L’intrigue de « Badlands » se déroule en partie sur la planète natale des Yautja, Yautja Prime, où le protagoniste, Dek, doit choisir un monde pour prouver ses compétences de chasseur. Trachtenberg a expliqué à Screen Rant que cette séquence initiale était plus longue et présentait davantage de planètes potentielles, avec des clins d’œil à des personnages emblématiques et à l’univers étendu de « Predator ».
Parmi les éléments coupés figuraient des références à Dutch (Arnold Schwarzenegger) et Mike Harrigan (Danny Glover), les héros du « Predator » original, ainsi qu’à Naru (Amber Midthunder), le personnage principal du film « Predator : Killer of Killers », tous trois présentés en cryostase sur Yautja Prime, une scène faisant écho à la fin du film d’animation. Une apparition du Xénomorphe, l’antagoniste de la saga « Alien », était également envisagée.
« Ils avaient une conversation plus longue, ou disaient la même idée de ‘Choisis ta planète’, mais c’était un peu plus étendu. Il y avait donc plus d’hologrammes en arrière-plan », a précisé Trachtenberg. Il a justifié ces suppressions par la nécessité de fluidifier le rythme du film et d’éviter de surcharger une scène de dialogue déjà conséquente.
Le réalisateur a également exprimé sa volonté de ne pas épuiser trop rapidement les possibilités narratives offertes par l’univers « Predator ». « Il y a définitivement une version où l’on retrouve Naru sur cette planète, où elle doit survivre, et où elles se rencontrent. Je pouvais imaginer cette version et je ne voulais pas jouer toutes mes cartes tout de suite », a-t-il déclaré.

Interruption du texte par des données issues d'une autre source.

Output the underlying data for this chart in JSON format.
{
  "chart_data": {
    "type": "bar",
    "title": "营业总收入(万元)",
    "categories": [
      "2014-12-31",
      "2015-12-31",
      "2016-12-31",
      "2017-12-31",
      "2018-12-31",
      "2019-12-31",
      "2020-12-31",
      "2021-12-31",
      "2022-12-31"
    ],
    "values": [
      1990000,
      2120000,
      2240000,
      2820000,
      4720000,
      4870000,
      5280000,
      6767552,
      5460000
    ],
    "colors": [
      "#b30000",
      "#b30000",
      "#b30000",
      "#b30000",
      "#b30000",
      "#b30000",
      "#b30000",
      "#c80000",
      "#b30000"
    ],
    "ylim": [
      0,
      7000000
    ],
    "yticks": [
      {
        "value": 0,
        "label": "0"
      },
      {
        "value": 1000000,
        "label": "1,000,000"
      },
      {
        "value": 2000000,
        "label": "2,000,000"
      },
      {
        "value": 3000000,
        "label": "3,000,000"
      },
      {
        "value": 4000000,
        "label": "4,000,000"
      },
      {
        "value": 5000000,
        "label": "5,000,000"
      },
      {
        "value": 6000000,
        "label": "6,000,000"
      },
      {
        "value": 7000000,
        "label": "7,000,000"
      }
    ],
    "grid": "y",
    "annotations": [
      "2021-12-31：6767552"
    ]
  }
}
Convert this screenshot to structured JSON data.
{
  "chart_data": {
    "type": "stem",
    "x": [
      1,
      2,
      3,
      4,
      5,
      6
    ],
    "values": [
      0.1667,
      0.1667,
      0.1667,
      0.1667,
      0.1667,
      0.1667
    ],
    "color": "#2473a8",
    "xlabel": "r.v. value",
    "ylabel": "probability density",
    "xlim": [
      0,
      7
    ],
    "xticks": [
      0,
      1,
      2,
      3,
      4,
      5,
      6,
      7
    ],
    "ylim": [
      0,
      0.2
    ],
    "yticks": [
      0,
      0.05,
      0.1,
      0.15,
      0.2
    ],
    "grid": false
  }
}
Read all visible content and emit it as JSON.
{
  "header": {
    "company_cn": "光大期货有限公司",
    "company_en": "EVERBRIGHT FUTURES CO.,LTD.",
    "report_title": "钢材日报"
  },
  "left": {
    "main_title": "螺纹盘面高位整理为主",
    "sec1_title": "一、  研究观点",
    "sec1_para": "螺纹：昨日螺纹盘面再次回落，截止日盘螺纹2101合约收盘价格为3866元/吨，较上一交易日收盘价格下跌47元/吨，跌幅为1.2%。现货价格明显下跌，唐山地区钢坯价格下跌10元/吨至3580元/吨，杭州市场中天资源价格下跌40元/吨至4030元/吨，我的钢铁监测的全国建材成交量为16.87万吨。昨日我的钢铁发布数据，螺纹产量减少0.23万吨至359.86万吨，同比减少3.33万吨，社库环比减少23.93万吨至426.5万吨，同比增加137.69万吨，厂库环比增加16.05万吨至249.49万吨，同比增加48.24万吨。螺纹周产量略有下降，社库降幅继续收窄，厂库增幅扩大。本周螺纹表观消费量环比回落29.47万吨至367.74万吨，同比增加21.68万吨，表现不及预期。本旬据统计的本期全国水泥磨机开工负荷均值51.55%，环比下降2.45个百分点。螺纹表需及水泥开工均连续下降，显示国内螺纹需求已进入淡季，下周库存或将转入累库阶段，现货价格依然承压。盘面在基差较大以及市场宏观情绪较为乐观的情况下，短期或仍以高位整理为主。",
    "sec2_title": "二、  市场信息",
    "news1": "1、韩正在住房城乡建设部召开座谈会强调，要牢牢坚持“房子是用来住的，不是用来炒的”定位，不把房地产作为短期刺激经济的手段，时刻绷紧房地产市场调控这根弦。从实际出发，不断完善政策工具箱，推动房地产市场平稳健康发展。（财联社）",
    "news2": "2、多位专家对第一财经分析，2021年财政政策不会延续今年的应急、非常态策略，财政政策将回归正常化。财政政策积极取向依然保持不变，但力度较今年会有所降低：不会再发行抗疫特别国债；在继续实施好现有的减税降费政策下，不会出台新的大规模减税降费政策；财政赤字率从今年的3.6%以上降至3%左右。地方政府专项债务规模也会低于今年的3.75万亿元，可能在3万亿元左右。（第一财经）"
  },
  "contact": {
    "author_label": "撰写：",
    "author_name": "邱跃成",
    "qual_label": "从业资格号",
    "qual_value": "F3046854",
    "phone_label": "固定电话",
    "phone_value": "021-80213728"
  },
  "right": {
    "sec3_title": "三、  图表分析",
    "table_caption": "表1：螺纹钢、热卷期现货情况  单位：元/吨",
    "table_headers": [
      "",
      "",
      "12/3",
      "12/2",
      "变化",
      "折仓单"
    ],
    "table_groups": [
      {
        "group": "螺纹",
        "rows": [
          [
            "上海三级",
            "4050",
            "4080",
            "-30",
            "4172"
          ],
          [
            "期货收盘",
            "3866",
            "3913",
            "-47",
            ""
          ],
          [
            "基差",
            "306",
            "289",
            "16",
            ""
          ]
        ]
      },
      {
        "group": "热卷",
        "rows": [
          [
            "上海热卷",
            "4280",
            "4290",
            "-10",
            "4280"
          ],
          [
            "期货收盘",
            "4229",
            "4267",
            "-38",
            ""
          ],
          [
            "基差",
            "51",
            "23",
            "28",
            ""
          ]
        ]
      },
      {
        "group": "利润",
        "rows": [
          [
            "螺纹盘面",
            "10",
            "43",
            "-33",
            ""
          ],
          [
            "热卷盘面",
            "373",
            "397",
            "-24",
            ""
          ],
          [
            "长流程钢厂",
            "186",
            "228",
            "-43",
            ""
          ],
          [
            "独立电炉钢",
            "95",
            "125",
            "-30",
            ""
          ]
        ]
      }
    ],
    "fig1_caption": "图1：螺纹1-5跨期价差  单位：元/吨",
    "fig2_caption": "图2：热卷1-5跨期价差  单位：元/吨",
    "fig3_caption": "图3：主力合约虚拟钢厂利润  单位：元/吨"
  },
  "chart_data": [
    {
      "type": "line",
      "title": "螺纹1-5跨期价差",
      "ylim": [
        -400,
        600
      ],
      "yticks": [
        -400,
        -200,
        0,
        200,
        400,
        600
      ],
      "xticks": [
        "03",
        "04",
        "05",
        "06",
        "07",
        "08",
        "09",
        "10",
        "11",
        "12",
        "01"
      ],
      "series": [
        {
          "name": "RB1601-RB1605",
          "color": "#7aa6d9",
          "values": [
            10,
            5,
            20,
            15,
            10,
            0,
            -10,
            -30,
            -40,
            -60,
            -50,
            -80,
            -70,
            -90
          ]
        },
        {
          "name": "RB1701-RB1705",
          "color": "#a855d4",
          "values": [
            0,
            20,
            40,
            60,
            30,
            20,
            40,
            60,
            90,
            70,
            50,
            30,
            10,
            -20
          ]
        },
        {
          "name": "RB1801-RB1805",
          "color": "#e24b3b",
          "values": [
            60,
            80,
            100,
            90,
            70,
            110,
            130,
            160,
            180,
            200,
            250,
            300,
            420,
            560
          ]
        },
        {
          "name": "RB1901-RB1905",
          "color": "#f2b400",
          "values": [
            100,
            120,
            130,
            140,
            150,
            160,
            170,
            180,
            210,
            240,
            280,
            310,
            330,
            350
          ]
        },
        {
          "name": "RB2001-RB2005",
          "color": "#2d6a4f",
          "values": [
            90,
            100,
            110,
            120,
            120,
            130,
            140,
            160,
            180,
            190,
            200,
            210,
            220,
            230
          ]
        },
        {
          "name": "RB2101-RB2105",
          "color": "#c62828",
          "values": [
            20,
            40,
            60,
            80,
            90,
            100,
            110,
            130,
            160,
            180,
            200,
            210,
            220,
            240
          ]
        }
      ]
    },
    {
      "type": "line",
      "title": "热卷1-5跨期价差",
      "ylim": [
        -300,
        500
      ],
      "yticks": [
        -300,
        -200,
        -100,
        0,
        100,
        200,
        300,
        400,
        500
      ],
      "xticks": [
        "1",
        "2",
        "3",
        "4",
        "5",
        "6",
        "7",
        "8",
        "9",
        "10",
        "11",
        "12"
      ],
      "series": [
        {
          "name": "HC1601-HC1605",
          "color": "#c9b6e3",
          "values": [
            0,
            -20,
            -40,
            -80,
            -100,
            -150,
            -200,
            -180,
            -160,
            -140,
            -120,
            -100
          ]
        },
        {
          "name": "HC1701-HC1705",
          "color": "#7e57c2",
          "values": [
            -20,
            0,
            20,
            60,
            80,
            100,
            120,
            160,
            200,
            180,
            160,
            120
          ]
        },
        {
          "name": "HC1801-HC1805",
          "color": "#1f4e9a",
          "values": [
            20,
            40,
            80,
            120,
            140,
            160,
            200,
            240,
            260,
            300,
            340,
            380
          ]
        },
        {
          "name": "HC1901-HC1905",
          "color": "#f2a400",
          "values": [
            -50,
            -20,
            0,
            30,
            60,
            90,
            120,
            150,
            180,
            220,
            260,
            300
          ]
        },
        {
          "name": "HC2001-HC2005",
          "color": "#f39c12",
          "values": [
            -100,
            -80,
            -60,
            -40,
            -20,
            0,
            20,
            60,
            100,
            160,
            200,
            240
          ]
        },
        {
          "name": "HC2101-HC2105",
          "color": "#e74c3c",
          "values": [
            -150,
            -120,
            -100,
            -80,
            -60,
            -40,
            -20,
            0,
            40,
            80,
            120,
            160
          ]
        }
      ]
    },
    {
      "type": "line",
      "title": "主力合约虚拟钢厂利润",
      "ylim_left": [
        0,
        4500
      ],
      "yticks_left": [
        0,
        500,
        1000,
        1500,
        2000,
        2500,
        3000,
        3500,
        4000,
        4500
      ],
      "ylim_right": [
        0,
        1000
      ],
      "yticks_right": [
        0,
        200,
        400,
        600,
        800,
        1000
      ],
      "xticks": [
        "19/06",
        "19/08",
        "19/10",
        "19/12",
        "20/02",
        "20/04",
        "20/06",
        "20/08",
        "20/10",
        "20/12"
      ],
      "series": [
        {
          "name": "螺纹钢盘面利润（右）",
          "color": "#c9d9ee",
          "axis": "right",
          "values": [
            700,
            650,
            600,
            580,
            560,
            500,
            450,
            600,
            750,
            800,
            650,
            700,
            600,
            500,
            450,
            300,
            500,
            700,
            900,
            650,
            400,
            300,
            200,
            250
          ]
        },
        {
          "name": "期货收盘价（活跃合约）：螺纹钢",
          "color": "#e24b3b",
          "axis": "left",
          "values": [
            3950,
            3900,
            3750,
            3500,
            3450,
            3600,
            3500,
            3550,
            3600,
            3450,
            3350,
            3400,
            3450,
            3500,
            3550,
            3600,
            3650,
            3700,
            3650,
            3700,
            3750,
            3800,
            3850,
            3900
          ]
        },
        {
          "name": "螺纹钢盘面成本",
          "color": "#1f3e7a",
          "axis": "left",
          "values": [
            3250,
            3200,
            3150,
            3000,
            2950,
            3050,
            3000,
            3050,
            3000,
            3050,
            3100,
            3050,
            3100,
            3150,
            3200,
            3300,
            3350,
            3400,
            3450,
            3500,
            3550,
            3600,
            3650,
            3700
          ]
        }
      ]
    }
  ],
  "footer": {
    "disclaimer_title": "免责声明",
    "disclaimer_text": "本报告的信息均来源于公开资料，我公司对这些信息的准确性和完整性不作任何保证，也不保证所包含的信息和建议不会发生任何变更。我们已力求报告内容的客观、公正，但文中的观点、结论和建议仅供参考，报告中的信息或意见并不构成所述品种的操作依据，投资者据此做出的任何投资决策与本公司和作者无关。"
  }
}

Cette approche stratégique témoigne d’une vision à long terme pour la franchise. Trachtenberg, qui a récemment signé un contrat de premier regard avec Paramount, se dit enthousiaste à l’idée d’explorer de nouvelles pistes créatives, tant pour « Predator » que pour d’autres propriétés intellectuelles du studio.
« Je suis dans une phase de rêve, comme je l’étais auparavant », a-t-il confié. « Paramount me donne une opportunité incroyable de créer des œuvres originales qui me tiennent à cœur, et de les produire pour le grand écran. Ils ont également des licences très intéressantes sur lesquelles je pourrais travailler. »
Le succès de « Predator : Badlands » confirme l’attrait durable de cette franchise auprès du public. Le film, disponible en 4K dès demain, a non seulement surpassé les performances financières des précédents opus, mais a également ravivé le débat sur l’avenir de l’univers « Predator » et les possibilités narratives qu’il offre.
[Intégration potentielle d’un post Instagram ou X.com du réalisateur Dan Trachtenberg évoquant ses projets futurs pour la franchise, si disponible.]
L’impact de « Predator : Badlands » dépasse le simple cadre du divertissement. Le film, en explorant des thèmes tels que la survie, la chasse et la confrontation à l’inconnu, résonne avec des préoccupations universelles et contribue à alimenter l’imaginaire collectif. Le succès commercial du film souligne également l’importance de l’industrie cinématographique pour l’économie mondiale, générant des revenus et créant des emplois dans de nombreux secteurs.